Wiranto Sebut UU Terorisme untuk Jerat Hoaks Politik, Pengamat: Nalar Keblinger
RIAU24.COM - Pernyataan Menkopolhukam RI, Wiranto, terkait penggunaan UU Terorisme untuk tangani hoaks politik, terus mendapat sorotan. Kali ini, datang dari Direktur The Community Ideological Islamic Analyst (CIIA), Harits Abu Ulya.
Ia menyesalkan wacana yang dilontarkan Wiranto tersebut. Menurutnya, acana tersebut justru dapat memantik keprihatinan banyak pihak, terutama dari komponen yang cukup paham terkait substansi UU Terorisme dan relasinya dengan persoalan pemilu.
"UU terorisme untuk pemilu, ini nalar keblinger?" ujar Harits seperti dalam keterangan tertulis yang diterima republika, Kamis 21 Maret 2019.
Harits menilai, jika melihat defenisi tentang terorisme sebagai yang tercantum dalam undang-undang, pernyataan Wiranto adalah tafsir subyektif terhadap definisi yang termaktub dalam UU Terorisme No 5 Tahun 2018. Berdasarkan UU Terorisme, ia menerangkan, terorisme dapat diartikan sesuatu yang menimbulkan ketakutan di masyarakat.
"Mengacu definisi tersebut, publik bisa menakar wacana Menkopolhukam Wiranto seperti yang terekam oleh banyak media," kata Harits.
Harits menerangkan penyebaran hoaks bukan kejahatan yang perlu dijangkau dengan UU Terorisme.
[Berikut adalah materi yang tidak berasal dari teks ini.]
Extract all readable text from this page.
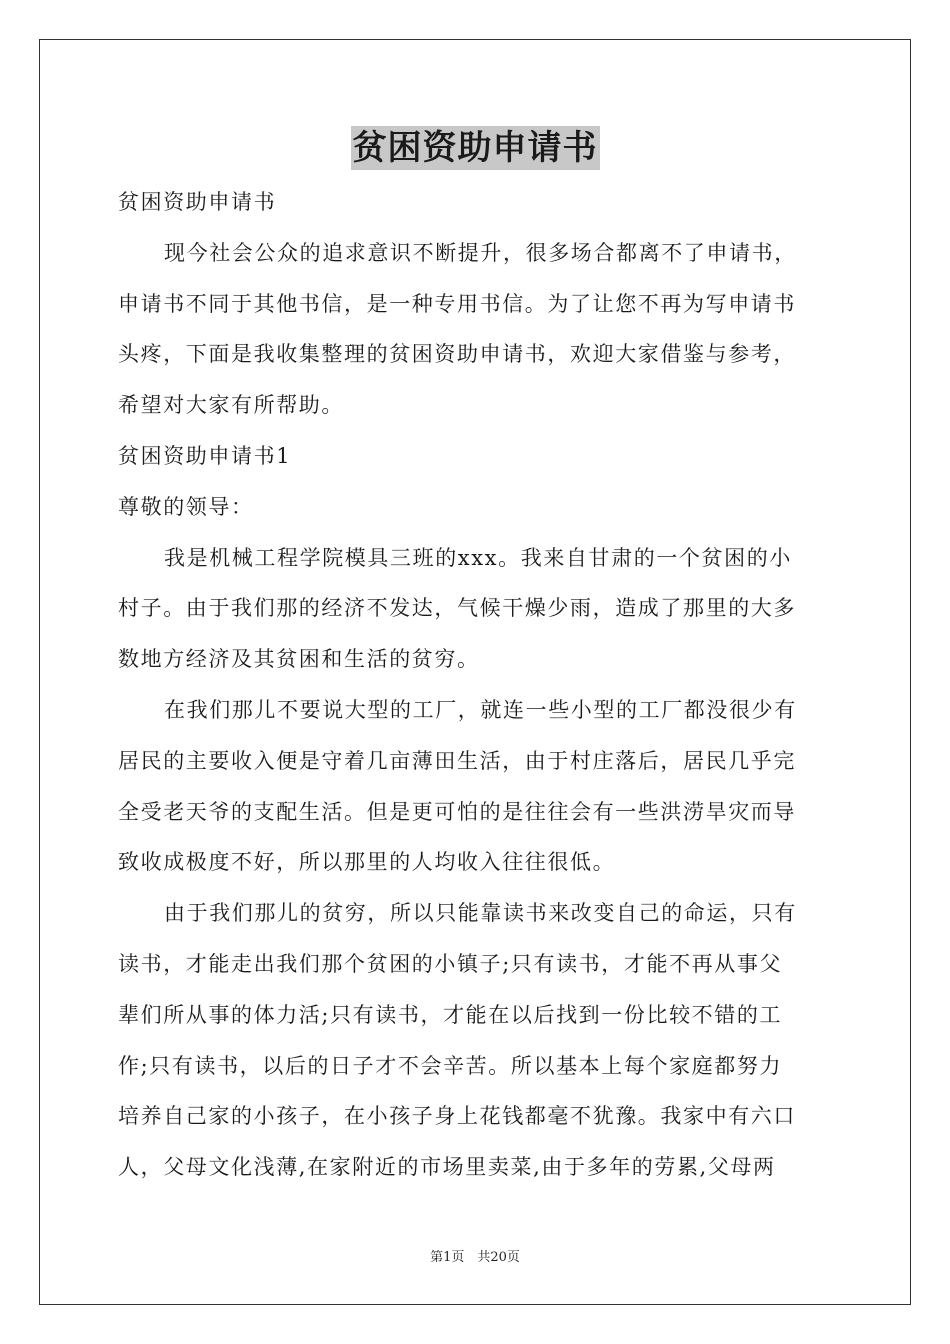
贫困资助申请书
贫困资助申请书
现今社会公众的追求意识不断提升，很多场合都离不了申请书，
申请书不同于其他书信，是一种专用书信。为了让您不再为写申请书
头疼，下面是我收集整理的贫困资助申请书，欢迎大家借鉴与参考，
希望对大家有所帮助。
贫困资助申请书1
尊敬的领导：
我是机械工程学院模具三班的xxx。我来自甘肃的一个贫困的小
村子。由于我们那的经济不发达，气候干燥少雨，造成了那里的大多
数地方经济及其贫困和生活的贫穷。
在我们那儿不要说大型的工厂，就连一些小型的工厂都没很少有
居民的主要收入便是守着几亩薄田生活，由于村庄落后，居民几乎完
全受老天爷的支配生活。但是更可怕的是往往会有一些洪涝旱灾而导
致收成极度不好，所以那里的人均收入往往很低。
由于我们那儿的贫穷，所以只能靠读书来改变自己的命运，只有
读书，才能走出我们那个贫困的小镇子;只有读书，才能不再从事父
辈们所从事的体力活;只有读书，才能在以后找到一份比较不错的工
作;只有读书，以后的日子才不会辛苦。所以基本上每个家庭都努力
培养自己家的小孩子，在小孩子身上花钱都毫不犹豫。我家中有六口
人，父母文化浅薄,在家附近的市场里卖菜,由于多年的劳累,父母两
第1页　共20页
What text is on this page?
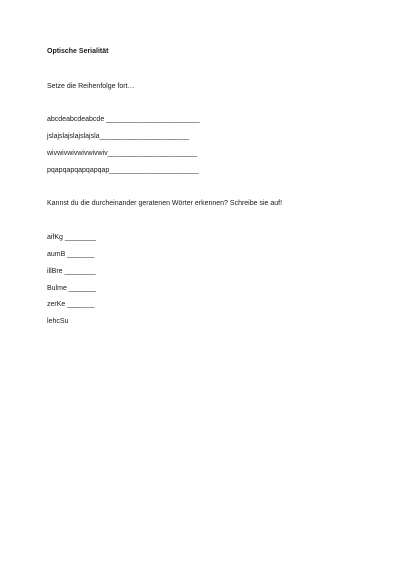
Optische Serialität
Setze die Reihenfolge fort…
abcdeabcdeabcde ________________________
jslajslajslajslajsla_______________________
wivwivwivwivwivwiv_______________________
pqapqapqapqapqap_______________________
Kannst du die durcheinander geratenen Wörter erkennen? Schreibe sie auf!
aifKg ________
aumB _______
illBre ________
Bulme _______
zerKe _______
lehcSu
Ia menambahkan penyebaran hoaks yang menyebabkan seseorang kehilangan hak pilih dapat djangkau oleh UU Pemilu.
Ditambahkannya, jika butuh payung hukum, UU Informasi dan Transaksi Elektronik (ITE) masih relevan dengan persoalan hoaks.
Di sisi lain, ia mengatakan, tafsir Wiranto atas UU Terorisme menunjukkan pentingnya pembentukan Badan Pengawas seperti yang direkomendasikan aturan tersebut. Badan tersebut bisa memberikan fungsi pengawasan sehingga rezim pemerintah tidak melakukan penyalahgunaan kekuasaan atau abuse of power.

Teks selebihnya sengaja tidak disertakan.